Indeed, many dividend-paying stocks can give you a decent amount of income that is certainly greater than what you would receive from placing everything you have in a savings account.
Need a place to start? Here are some dependable dividend stocks to research:
- QUALCOMM Incorporated (QCOM): 1.58%
- Starbucks Corporation (SBUX): 1.77%
- Target Corporation (T): 1.47%
- McDonald’s Corp (MCD): 2.4%
- The Clorox Company (CLX): 2.17%
5. CD Laddering
If stocks are not your thing right now, you can still employ a saving-investing hybrid strategy to grow your money. Are you aware of certificates of deposits, or CDs?
A CD is offered by financial institutions that give clients an interest rate in exchange for depositing their money for a predetermined length of time. The kicker is that you cannot touch it.

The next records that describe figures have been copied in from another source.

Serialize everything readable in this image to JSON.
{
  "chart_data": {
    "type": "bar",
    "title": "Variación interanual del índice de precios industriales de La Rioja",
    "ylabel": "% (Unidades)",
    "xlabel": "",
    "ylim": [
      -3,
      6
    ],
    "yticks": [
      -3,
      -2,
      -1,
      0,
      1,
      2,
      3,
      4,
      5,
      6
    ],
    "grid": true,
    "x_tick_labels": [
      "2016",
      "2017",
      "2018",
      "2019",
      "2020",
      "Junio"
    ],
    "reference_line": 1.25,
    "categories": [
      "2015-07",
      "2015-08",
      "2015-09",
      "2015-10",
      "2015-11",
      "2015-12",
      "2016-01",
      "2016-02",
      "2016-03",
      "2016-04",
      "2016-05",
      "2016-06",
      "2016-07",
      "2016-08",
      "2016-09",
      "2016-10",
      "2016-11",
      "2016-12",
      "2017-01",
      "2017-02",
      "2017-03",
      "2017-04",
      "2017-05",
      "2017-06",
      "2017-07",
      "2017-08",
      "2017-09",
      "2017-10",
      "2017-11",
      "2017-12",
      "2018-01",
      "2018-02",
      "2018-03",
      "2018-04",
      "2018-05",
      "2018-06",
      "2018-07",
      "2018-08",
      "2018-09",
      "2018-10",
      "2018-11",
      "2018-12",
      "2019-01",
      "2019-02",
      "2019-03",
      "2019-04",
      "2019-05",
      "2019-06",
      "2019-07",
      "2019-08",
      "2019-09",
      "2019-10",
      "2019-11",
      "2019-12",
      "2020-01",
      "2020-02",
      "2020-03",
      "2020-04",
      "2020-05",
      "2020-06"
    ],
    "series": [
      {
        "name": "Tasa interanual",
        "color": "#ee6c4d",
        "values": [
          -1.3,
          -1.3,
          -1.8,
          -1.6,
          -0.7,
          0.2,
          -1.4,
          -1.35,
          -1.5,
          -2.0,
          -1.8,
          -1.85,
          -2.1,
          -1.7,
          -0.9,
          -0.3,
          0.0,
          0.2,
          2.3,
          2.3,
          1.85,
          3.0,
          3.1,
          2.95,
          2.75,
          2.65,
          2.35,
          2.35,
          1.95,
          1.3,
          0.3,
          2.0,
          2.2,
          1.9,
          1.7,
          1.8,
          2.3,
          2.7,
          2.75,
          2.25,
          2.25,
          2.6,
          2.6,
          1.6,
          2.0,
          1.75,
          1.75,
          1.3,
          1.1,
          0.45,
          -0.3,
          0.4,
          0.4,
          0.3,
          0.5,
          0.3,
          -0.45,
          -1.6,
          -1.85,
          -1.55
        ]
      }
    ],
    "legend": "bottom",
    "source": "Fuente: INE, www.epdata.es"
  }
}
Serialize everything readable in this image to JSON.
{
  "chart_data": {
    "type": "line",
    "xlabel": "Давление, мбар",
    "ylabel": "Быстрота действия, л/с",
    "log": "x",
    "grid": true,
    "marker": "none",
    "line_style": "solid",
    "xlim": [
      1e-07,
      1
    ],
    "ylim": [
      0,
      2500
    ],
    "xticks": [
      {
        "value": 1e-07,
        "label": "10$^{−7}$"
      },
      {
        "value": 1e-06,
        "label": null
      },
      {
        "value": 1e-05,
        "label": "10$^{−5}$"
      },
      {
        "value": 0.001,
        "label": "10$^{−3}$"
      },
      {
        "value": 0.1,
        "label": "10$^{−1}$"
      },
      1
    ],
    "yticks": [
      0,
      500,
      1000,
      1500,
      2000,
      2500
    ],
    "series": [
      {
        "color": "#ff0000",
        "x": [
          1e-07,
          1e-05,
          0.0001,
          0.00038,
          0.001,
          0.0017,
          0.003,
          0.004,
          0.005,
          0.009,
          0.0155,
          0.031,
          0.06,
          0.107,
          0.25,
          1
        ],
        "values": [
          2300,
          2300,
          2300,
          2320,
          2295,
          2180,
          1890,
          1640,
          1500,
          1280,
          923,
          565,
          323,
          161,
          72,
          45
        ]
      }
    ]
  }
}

The problem with CDs is that the rates are low. However, there is a tactic to squeeze out every penny from these no-risk products: climbing the ladder.
CD laddering works like this: you divide the amount of money you wish to deposit into five categories, and you purchase five CDs with different maturities (one year, two year, three year, four year, and five year). When each CD matures, you reinvest the principal plus interest.
This way, you can potentially take advantage of higher rates (hopefully!) and if you need to, access your capital without paying a steep penalty.
6. Is the Roof on FIRE?
FIRE is all the rage for young people these days. It is often promoted by various articles and media personalities discussing how someone in his or her late 20s is close to being a millionaire because of FIRE. So, what is it?
FIRE is a clever acronym for Financial Independence, Retire Early. Essentially, it is a program of extreme savings and maximum investing that minimizes budgets and permits retirement plans earlier than most people are accustomed to all these years.
According to DaveRamsey.com, it is doable if you execute some of these tips:
- Start planning now about your retirement, no matter how young you are.
- Find ways to keep your expenses low.
- Look for ways to increase your income.
- Prioritize your savings and investments.
- Do not mess with credit cards and stay out of debt.
It might be easier said than done, but with some willpower and strategizing, you could perhaps put together a nice little nest egg by the time you reach your 30s! Early retirement, here you come!